|Mount Teide seen from La Gomera recently|
All afternoon until nightfall the 35 people in each of the two cabins were rescued first, after firemen, police, park rangers and helicopters had been called in to help with an abseiling system to get the trapped tourists down from the cabins suspended at about 150 feet above the ground.
One by one tourists were lowered to safety during a four hour rescue operation. Each one was placed in a harness and then dropped through the hatch of the cable car. There were no injuries but some of those rescued needed treatment for shock and altitude sickness.
Of the couple of hundred people at the top station who had been waiting to come down many were able to walk down the steep rocky slope to the base station with the help of the emergency services, but many elderly and families with children had to face a very cold night near the top at about 3.500 metres altitude as night was approaching. They were supplied with warm clothing, blankets and food. About fifty members of the emergency services including psychologists stayed with those trapped at the upper cable car station overnight.
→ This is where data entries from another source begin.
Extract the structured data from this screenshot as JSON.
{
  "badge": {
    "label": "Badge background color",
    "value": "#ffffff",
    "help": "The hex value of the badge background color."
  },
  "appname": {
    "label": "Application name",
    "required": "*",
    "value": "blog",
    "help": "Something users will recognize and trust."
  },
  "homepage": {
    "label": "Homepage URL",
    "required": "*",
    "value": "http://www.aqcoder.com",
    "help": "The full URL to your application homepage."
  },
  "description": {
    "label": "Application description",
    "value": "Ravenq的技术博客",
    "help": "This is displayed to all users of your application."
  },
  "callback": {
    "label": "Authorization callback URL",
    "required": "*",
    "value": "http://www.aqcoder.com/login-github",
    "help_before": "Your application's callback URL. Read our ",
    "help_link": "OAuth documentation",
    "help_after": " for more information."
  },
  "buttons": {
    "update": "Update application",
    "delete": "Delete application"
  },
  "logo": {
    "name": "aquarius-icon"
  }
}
At first light today the rescue of the 103 adults and 8 children has begun with those able to walk being guided down the mountain, and the remainder being flown out with helicopters.
The reason why the cable car system's emergency stop was triggered automatically is not known yet, and as initial inspections have not revealed any mechanical faults, the company operating the cable car has stated that the cabins had not been in danger at any time.